Average walking speed = W = 3mph = 1.34m/s (it's crossing a car park, so I'm expecting some pauses and detours - I'm using metres and seconds for inputs so that the final outputs should be in metres or seconds);
average cycling speed in town (my track data) = C = 10mph = 4.47m/s;
average driving speed on urban roads = P =
18.6mph = 8.31m/s (2dp);
cycling and driving distances roughly equal because this is the UK and cycleways are as likely to have detours as shortcuts = hc = hp = h.
So:
( (hp - dp) / P ) + ( dp / W ) = ( (hc - dc) / C ) + ( dc / W )
Plug in the assumed numbers:
( (h - dp) / 8.31 ) + ( dp / 1.34 ) = ( (h - dc) / 4.47 ) + ( dc / 1.34 )
Split up the terms:
h/8.31 - dp/8.31 + dp/1.34 = h/4.47 - dc/4.47 + dc/1.34
Subtract h/8.31 from both sides and group factors:
(1/1.34 - 1/8.31)dp = (1/4.47 - 1/8.31)h + (1/1.34 - 1/4.47)dc
Work out the arithmetic:
0.626dp = 0.103h + 0.523dc
Divide both sides by 0.626:
dp = 0.16h + 0.84dc
dp =~= h/6 + 5dc/6
dp - 5dc/6 =~= h/6
So if the cycle parking is very close to the door (so we can ignore the dc term) then it would be quicker to cycle if the average unoccupied car parking space is further from the door than a sixth of the distance from home. Hmmm.
This seems to work in town. Distance from a friend's home to a town centre shop is 1060m. Cycle parking is pretty close to the door. The average unoccupied car parking space would have to be within 176m of the door, but I think it's 220m away. Cycling is definitely quicker, in reality as well as theory.

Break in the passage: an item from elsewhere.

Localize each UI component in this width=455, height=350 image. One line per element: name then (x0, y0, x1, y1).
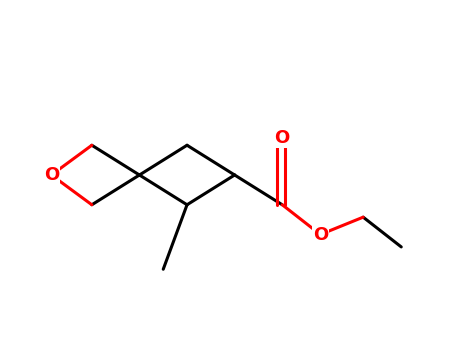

Also, hitting 18.6mph average driving speed in those streets is very unlikely, so the differential is probably larger. They're not A roads, but I've not found a better estimate of average urban driving speeds - anyone got one?
But the rule of thumb formula doesn't work for me: a shop near me is 5080m away, so I'd need the average car parking space to be 843m away from the shop door. But I know it's only 60m (the shop has its own car park across its service road) and that cycling is roughly similar on time to the door. So am I sacrificing time for the health benefits of cycling or have I got something wrong above?